Why is a novel like an organization? It’s an improbable question, but in a new book, Valerie Hamilton and I show that the origins of the corporation and those of the novel have some remarkable similarities. Daniel Defoe and the Bank of England demonstrates how the stories of the past gave birth to the organizations that make the present day.
The book takes the reader back to London, in the late 17th century. There are poems, plays, fables, legends and tales of gods and goddesses and knights and damsels. But there are no novels. No stories of ordinary people set in the streets around us, with towns, characters and events that we might recognise. Nothing written in the language we might actually use to speak to one another. The novel, in the way that we would recognise it today, begins in the late 1600s with Daniel Defoe’s stories about Robinson Crusoe and Moll Flanders.
Late 17th century London has very few modern organizations which we would recognise either. Goldsmiths and guilds have vaults where they keep various forms of bullion and things of value. But there are no banks and cheques, no large scale speculative finance. The commercial corporation is taking shape, with the beginnings of various companies of merchants for overseas exploration, but as yet it has little purchase in the everyday world. Most trade is face-to-face and small scale, and there are very few big commercial companies shaping the life and architecture of the city.
From within this world we tell the intertwined story of two friends – Defoe, one of the inventors of the novel, and William Paterson, one of the inventors of the Bank of England. The Bank, for most of its history, was a commercial corporation, an attempt to spin profits from debts. As our story unravels it becomes clear that their two creations work in the same way, using almost identical techniques to make fictions into facts. Both require that we suspend our disbelief, and give credit to charlatans who are out to deceive us while claiming that they are not.
It is a book which tells a story about the determination of two imaginative individuals, a story which is also shaped by the hidden hand of chance and the power of storytelling. The Bank of England took shape because of the discovery of treasure in a sunken ship in the Caribbean, and because it promised more money than it ever had. The novel too had to promise truth, with realistic accounts of recognizable people who had never existed, spinning lies in order to make money for speculators like Defoe and his publishers.
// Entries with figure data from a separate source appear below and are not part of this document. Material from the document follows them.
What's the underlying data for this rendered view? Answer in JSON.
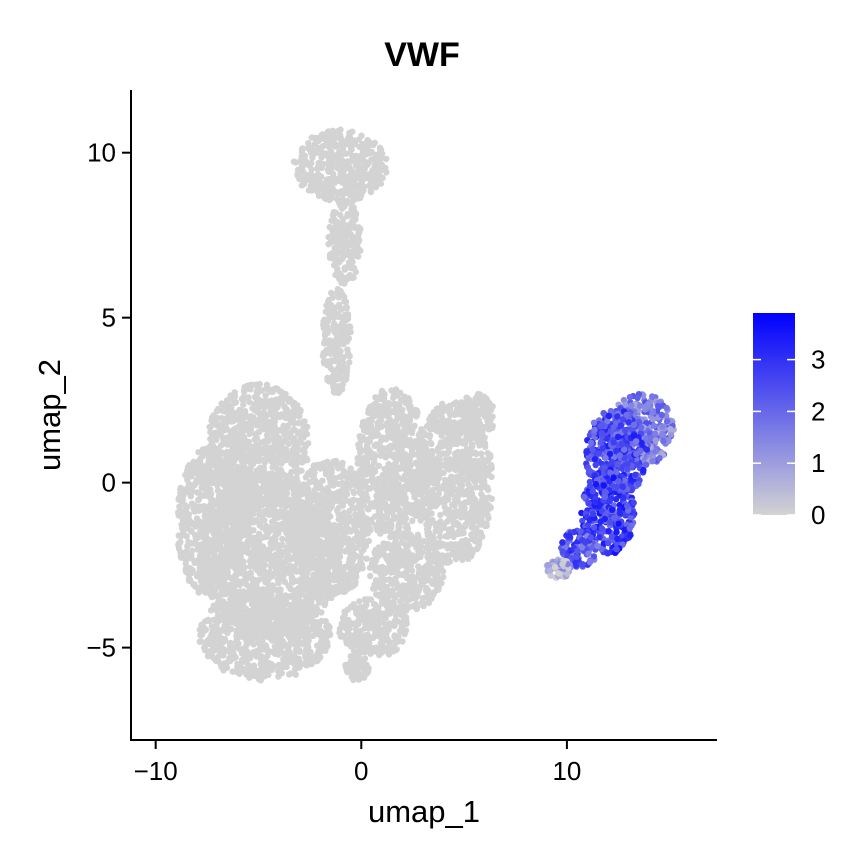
{
  "chart_data": {
    "type": "scatter",
    "title": "VWF",
    "xlabel": "umap_1",
    "ylabel": "umap_2",
    "xlim": [
      -11.2,
      17.3
    ],
    "ylim": [
      -7.8,
      11.9
    ],
    "x_ticks": [
      {
        "value": -10,
        "label": "−10"
      },
      {
        "value": 0,
        "label": "0"
      },
      {
        "value": 10,
        "label": "10"
      }
    ],
    "y_ticks": [
      {
        "value": -5,
        "label": "−5"
      },
      {
        "value": 0,
        "label": "0"
      },
      {
        "value": 5,
        "label": "5"
      },
      {
        "value": 10,
        "label": "10"
      }
    ],
    "grid": false,
    "legend": {
      "placement": "right",
      "type": "colorbar",
      "min": 0,
      "max": 3.9,
      "ticks": [
        {
          "value": 0,
          "label": "0"
        },
        {
          "value": 1,
          "label": "1"
        },
        {
          "value": 2,
          "label": "2"
        },
        {
          "value": 3,
          "label": "3"
        }
      ],
      "low_color": "#d3d3d3",
      "high_color": "#0000ff"
    },
    "point_color_default": "#d3d3d3",
    "clusters": [
      {
        "cx": -1.0,
        "cy": 9.6,
        "rx": 2.3,
        "ry": 1.1,
        "expr": 0
      },
      {
        "cx": -0.8,
        "cy": 7.3,
        "rx": 0.8,
        "ry": 1.3,
        "expr": 0
      },
      {
        "cx": -1.2,
        "cy": 4.3,
        "rx": 0.7,
        "ry": 1.6,
        "expr": 0
      },
      {
        "cx": -5.0,
        "cy": 1.2,
        "rx": 2.5,
        "ry": 1.8,
        "expr": 0
      },
      {
        "cx": -7.3,
        "cy": -1.2,
        "rx": 1.7,
        "ry": 2.3,
        "expr": 0
      },
      {
        "cx": -4.5,
        "cy": -2.2,
        "rx": 3.5,
        "ry": 2.4,
        "expr": 0
      },
      {
        "cx": -4.7,
        "cy": -4.6,
        "rx": 3.2,
        "ry": 1.4,
        "expr": 0
      },
      {
        "cx": -1.5,
        "cy": -1.4,
        "rx": 2.0,
        "ry": 2.1,
        "expr": 0
      },
      {
        "cx": 1.5,
        "cy": 0.6,
        "rx": 1.7,
        "ry": 2.3,
        "expr": 0
      },
      {
        "cx": 4.5,
        "cy": 0.0,
        "rx": 1.9,
        "ry": 2.5,
        "expr": 0
      },
      {
        "cx": 2.2,
        "cy": -2.7,
        "rx": 1.8,
        "ry": 1.2,
        "expr": 0
      },
      {
        "cx": 0.6,
        "cy": -4.4,
        "rx": 1.7,
        "ry": 0.9,
        "expr": 0
      },
      {
        "cx": -0.2,
        "cy": -5.6,
        "rx": 0.6,
        "ry": 0.4,
        "expr": 0
      },
      {
        "cx": 5.6,
        "cy": 2.0,
        "rx": 0.9,
        "ry": 0.7,
        "expr": 0
      },
      {
        "cx": 13.6,
        "cy": 1.6,
        "rx": 1.6,
        "ry": 1.1,
        "expr": 1.6
      },
      {
        "cx": 12.4,
        "cy": 0.9,
        "rx": 1.5,
        "ry": 1.4,
        "expr": 2.5
      },
      {
        "cx": 12.0,
        "cy": -0.9,
        "rx": 1.3,
        "ry": 1.3,
        "expr": 2.7
      },
      {
        "cx": 10.6,
        "cy": -2.0,
        "rx": 0.9,
        "ry": 0.6,
        "expr": 2.3
      },
      {
        "cx": 9.6,
        "cy": -2.6,
        "rx": 0.6,
        "ry": 0.3,
        "expr": 0.6
      }
    ]
  }
}
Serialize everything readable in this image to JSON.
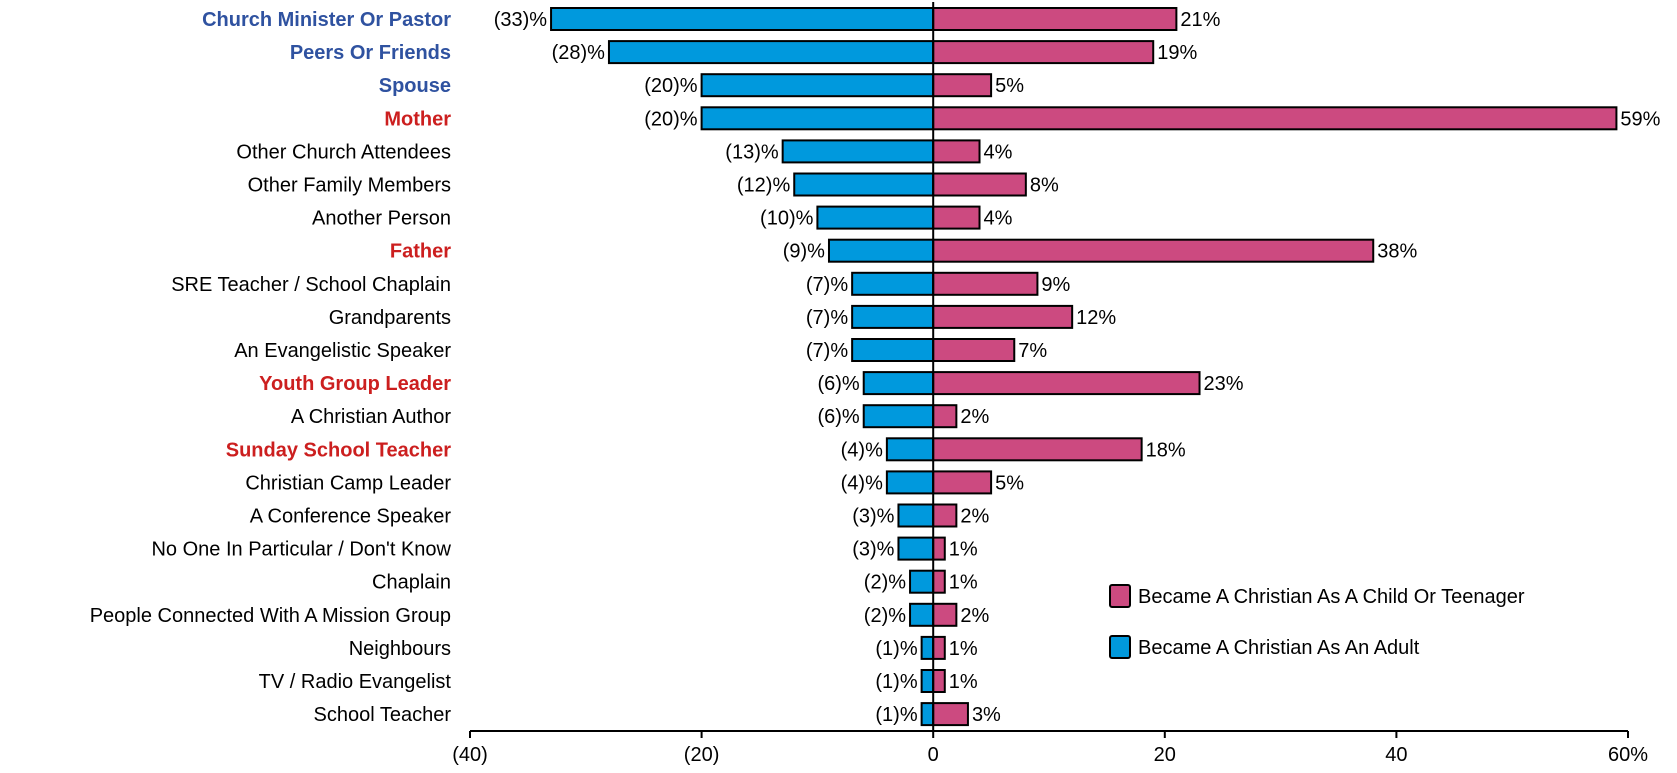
{
  "chart_data": {
    "type": "bar",
    "orientation": "horizontal",
    "title": "",
    "xlabel": "",
    "ylabel": "",
    "xlim": [
      -40,
      60
    ],
    "x_ticks": [
      -40,
      -20,
      0,
      20,
      40,
      60
    ],
    "x_tick_labels": [
      "(40)",
      "(20)",
      "0",
      "20",
      "40",
      "60%"
    ],
    "grid": false,
    "legend_position": "bottom-right",
    "categories": [
      "Church Minister Or Pastor",
      "Peers Or Friends",
      "Spouse",
      "Mother",
      "Other Church Attendees",
      "Other Family Members",
      "Another Person",
      "Father",
      "SRE Teacher / School Chaplain",
      "Grandparents",
      "An Evangelistic Speaker",
      "Youth Group Leader",
      "A Christian Author",
      "Sunday School Teacher",
      "Christian Camp Leader",
      "A Conference Speaker",
      "No One In Particular / Don't Know",
      "Chaplain",
      "People Connected With A Mission Group",
      "Neighbours",
      "TV / Radio Evangelist",
      "School Teacher"
    ],
    "category_highlight": [
      "blue",
      "blue",
      "blue",
      "red",
      "none",
      "none",
      "none",
      "red",
      "none",
      "none",
      "none",
      "red",
      "none",
      "red",
      "none",
      "none",
      "none",
      "none",
      "none",
      "none",
      "none",
      "none"
    ],
    "series": [
      {
        "name": "Became A Christian As An Adult",
        "color": "#0099dd",
        "values": [
          -33,
          -28,
          -20,
          -20,
          -13,
          -12,
          -10,
          -9,
          -7,
          -7,
          -7,
          -6,
          -6,
          -4,
          -4,
          -3,
          -3,
          -2,
          -2,
          -1,
          -1,
          -1
        ],
        "labels": [
          "(33)%",
          "(28)%",
          "(20)%",
          "(20)%",
          "(13)%",
          "(12)%",
          "(10)%",
          "(9)%",
          "(7)%",
          "(7)%",
          "(7)%",
          "(6)%",
          "(6)%",
          "(4)%",
          "(4)%",
          "(3)%",
          "(3)%",
          "(2)%",
          "(2)%",
          "(1)%",
          "(1)%",
          "(1)%"
        ]
      },
      {
        "name": "Became A Christian As A Child Or Teenager",
        "color": "#cc4a80",
        "values": [
          21,
          19,
          5,
          59,
          4,
          8,
          4,
          38,
          9,
          12,
          7,
          23,
          2,
          18,
          5,
          2,
          1,
          1,
          2,
          1,
          1,
          3
        ],
        "labels": [
          "21%",
          "19%",
          "5%",
          "59%",
          "4%",
          "8%",
          "4%",
          "38%",
          "9%",
          "12%",
          "7%",
          "23%",
          "2%",
          "18%",
          "5%",
          "2%",
          "1%",
          "1%",
          "2%",
          "1%",
          "1%",
          "3%"
        ]
      }
    ],
    "legend": [
      {
        "name": "Became A Christian As A Child Or Teenager",
        "color": "#cc4a80"
      },
      {
        "name": "Became A Christian As An Adult",
        "color": "#0099dd"
      }
    ],
    "colors": {
      "highlight_blue": "#2f52a0",
      "highlight_red": "#cc1f1f",
      "label_default": "#000000"
    }
  }
}
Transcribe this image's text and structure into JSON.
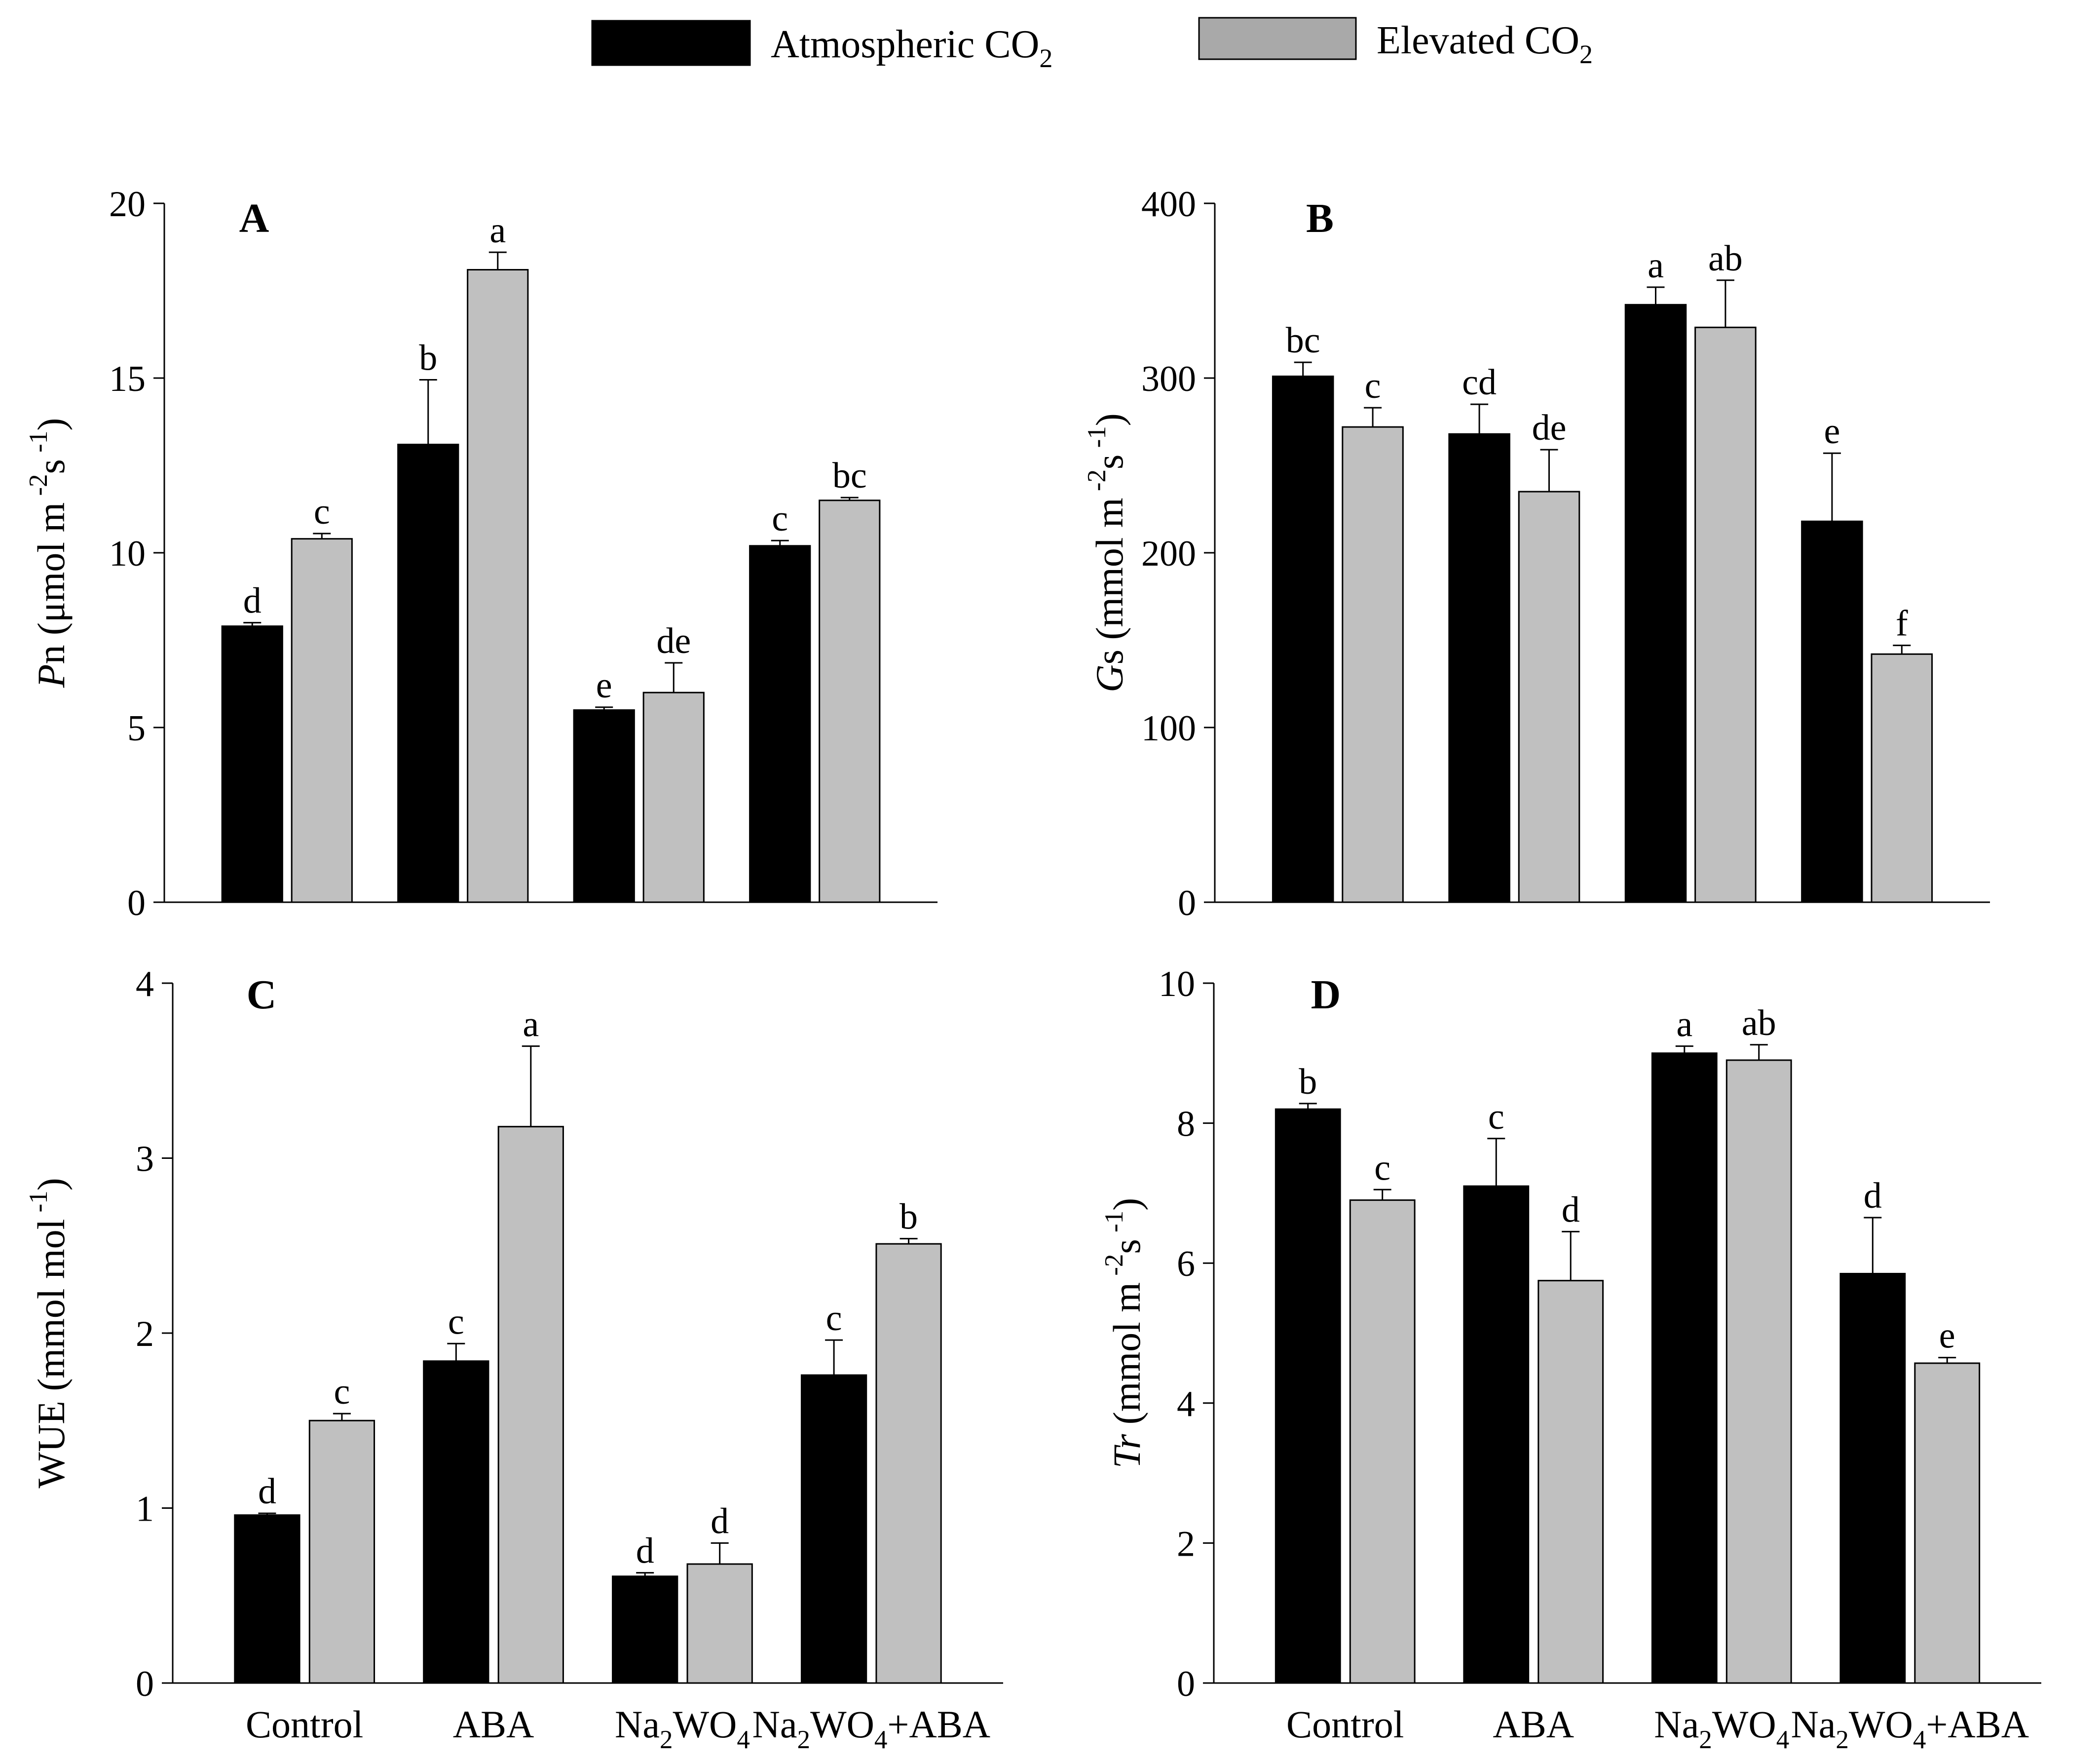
{
  "legend": {
    "items": [
      {
        "label": "Atmospheric CO",
        "sub": "2",
        "color": "#000000"
      },
      {
        "label": "Elevated CO",
        "sub": "2",
        "color": "#a9a9a9"
      }
    ]
  },
  "colors": {
    "atmospheric": "#000000",
    "elevated": "#c0c0c0",
    "axis": "#000000"
  },
  "categories": [
    {
      "parts": [
        {
          "t": "Control"
        }
      ]
    },
    {
      "parts": [
        {
          "t": "ABA"
        }
      ]
    },
    {
      "parts": [
        {
          "t": "Na"
        },
        {
          "t": "2",
          "sub": true
        },
        {
          "t": "WO"
        },
        {
          "t": "4",
          "sub": true
        }
      ]
    },
    {
      "parts": [
        {
          "t": "Na"
        },
        {
          "t": "2",
          "sub": true
        },
        {
          "t": "WO"
        },
        {
          "t": "4",
          "sub": true
        },
        {
          "t": "+ABA"
        }
      ]
    }
  ],
  "chart_data": [
    {
      "panel": "A",
      "type": "bar",
      "ylabel_parts": [
        {
          "t": "P",
          "i": true
        },
        {
          "t": "n (μmol m"
        },
        {
          "t": " -2",
          "sup": true
        },
        {
          "t": "s"
        },
        {
          "t": " -1",
          "sup": true
        },
        {
          "t": ")"
        }
      ],
      "ylim": [
        0,
        20
      ],
      "yticks": [
        0,
        5,
        10,
        15,
        20
      ],
      "series": [
        {
          "name": "Atmospheric CO2",
          "values": [
            7.9,
            13.1,
            5.5,
            10.2
          ],
          "errors": [
            0.1,
            1.85,
            0.08,
            0.15
          ],
          "letters": [
            "d",
            "b",
            "e",
            "c"
          ]
        },
        {
          "name": "Elevated CO2",
          "values": [
            10.4,
            18.1,
            6.0,
            11.5
          ],
          "errors": [
            0.15,
            0.5,
            0.85,
            0.08
          ],
          "letters": [
            "c",
            "a",
            "de",
            "bc"
          ]
        }
      ]
    },
    {
      "panel": "B",
      "type": "bar",
      "ylabel_parts": [
        {
          "t": "G",
          "i": true
        },
        {
          "t": "s (mmol  m"
        },
        {
          "t": " -2",
          "sup": true
        },
        {
          "t": "s"
        },
        {
          "t": " -1",
          "sup": true
        },
        {
          "t": ")"
        }
      ],
      "ylim": [
        0,
        400
      ],
      "yticks": [
        0,
        100,
        200,
        300,
        400
      ],
      "series": [
        {
          "name": "Atmospheric CO2",
          "values": [
            301,
            268,
            342,
            218
          ],
          "errors": [
            8,
            17,
            10,
            39
          ],
          "letters": [
            "bc",
            "cd",
            "a",
            "e"
          ]
        },
        {
          "name": "Elevated CO2",
          "values": [
            272,
            235,
            329,
            142
          ],
          "errors": [
            11,
            24,
            27,
            5
          ],
          "letters": [
            "c",
            "de",
            "ab",
            "f"
          ]
        }
      ]
    },
    {
      "panel": "C",
      "type": "bar",
      "ylabel_parts": [
        {
          "t": "WUE (mmol mol"
        },
        {
          "t": " -1",
          "sup": true
        },
        {
          "t": ")"
        }
      ],
      "ylim": [
        0,
        4
      ],
      "yticks": [
        0,
        1,
        2,
        3,
        4
      ],
      "series": [
        {
          "name": "Atmospheric CO2",
          "values": [
            0.96,
            1.84,
            0.61,
            1.76
          ],
          "errors": [
            0.01,
            0.1,
            0.02,
            0.2
          ],
          "letters": [
            "d",
            "c",
            "d",
            "c"
          ]
        },
        {
          "name": "Elevated CO2",
          "values": [
            1.5,
            3.18,
            0.68,
            2.51
          ],
          "errors": [
            0.04,
            0.46,
            0.12,
            0.03
          ],
          "letters": [
            "c",
            "a",
            "d",
            "b"
          ]
        }
      ]
    },
    {
      "panel": "D",
      "type": "bar",
      "ylabel_parts": [
        {
          "t": "Tr",
          "i": true
        },
        {
          "t": " (mmol m"
        },
        {
          "t": " -2",
          "sup": true
        },
        {
          "t": "s"
        },
        {
          "t": " -1",
          "sup": true
        },
        {
          "t": ")"
        }
      ],
      "ylim": [
        0,
        10
      ],
      "yticks": [
        0,
        2,
        4,
        6,
        8,
        10
      ],
      "series": [
        {
          "name": "Atmospheric CO2",
          "values": [
            8.2,
            7.1,
            9.0,
            5.85
          ],
          "errors": [
            0.08,
            0.68,
            0.1,
            0.8
          ],
          "letters": [
            "b",
            "c",
            "a",
            "d"
          ]
        },
        {
          "name": "Elevated CO2",
          "values": [
            6.9,
            5.75,
            8.9,
            4.57
          ],
          "errors": [
            0.15,
            0.7,
            0.22,
            0.08
          ],
          "letters": [
            "c",
            "d",
            "ab",
            "e"
          ]
        }
      ]
    }
  ]
}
We think that present day theories of organization and management can learn a lot from looking beyond the discipline. Our book draws on history and literature in order to tell an organizational tale. In so doing, it reconnects with a past less bounded, less boxed in, than our own. Daniel Defoe and William Paterson were both extraordinary ‘projectors’ – a 17th century word for what we would now call ‘entrepreneurs’. Their ‘projections’ now shape the world that we live in, suggesting that our distinction between fact and fiction is a lot less robust than we often like to think.